Arthur St. Claire had returned from Worcester, but it was several days ere he presented himself at Collingwood; and Edith was beginning to think he had forgotten her and the promised drawing lessons, when he one evening was ushered by Victor into the parlor, where she was singing to Richard his favorite songs. He was paler than when she saw him before, and she fancied that he seemed weary and worn, as if sleep and himself had been for a long time strangers.
“Did you leave your friend better?” she asked.
“Yes, better,” he answered hurriedly, changing the conversation to topics evidently more agreeable.
One could not be very unhappy in Edith’s presence.

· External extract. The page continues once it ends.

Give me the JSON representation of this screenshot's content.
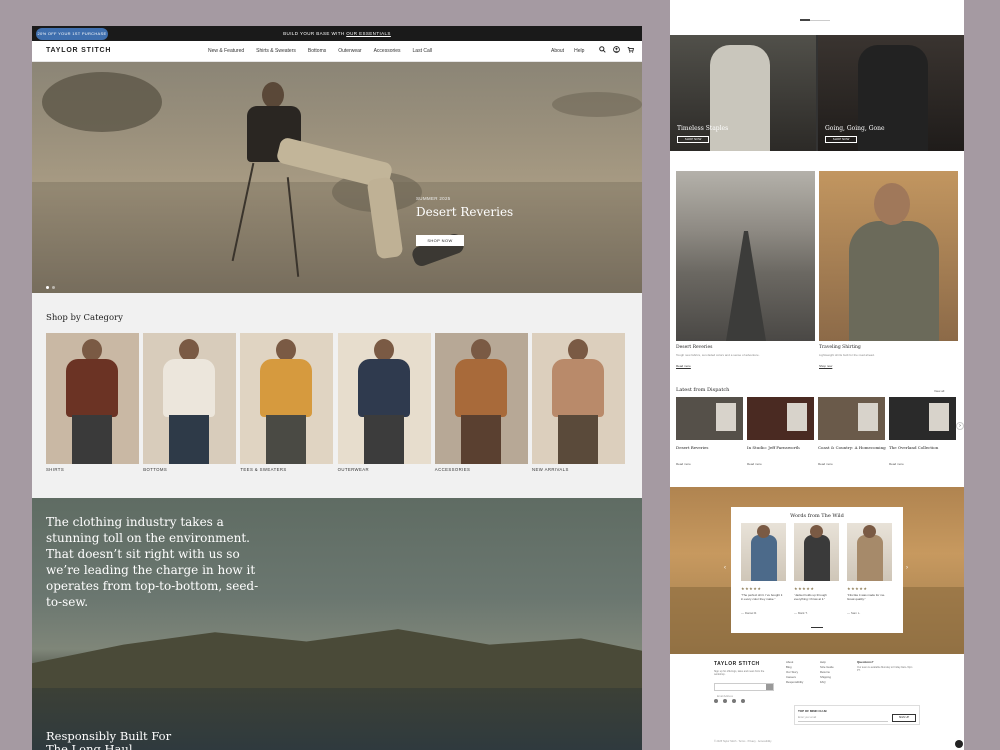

She possessed so much life, vivacity and vigor, that her companions were sure to become more or less imbued with her cheerful spirit; and as the evening advanced, Arthur became much like the Arthur of Brier Hill memory, and even laughed aloud on several occasions.
“I wish I was sure of finding at Grassy Spring somebody just like you,” he said to Edith when at last he arose to go. “Yon have driven away a whole army of blues. I almost believe I’d be willing to be blind, if, by that means, I could be cared for as Mr. Harrington is.”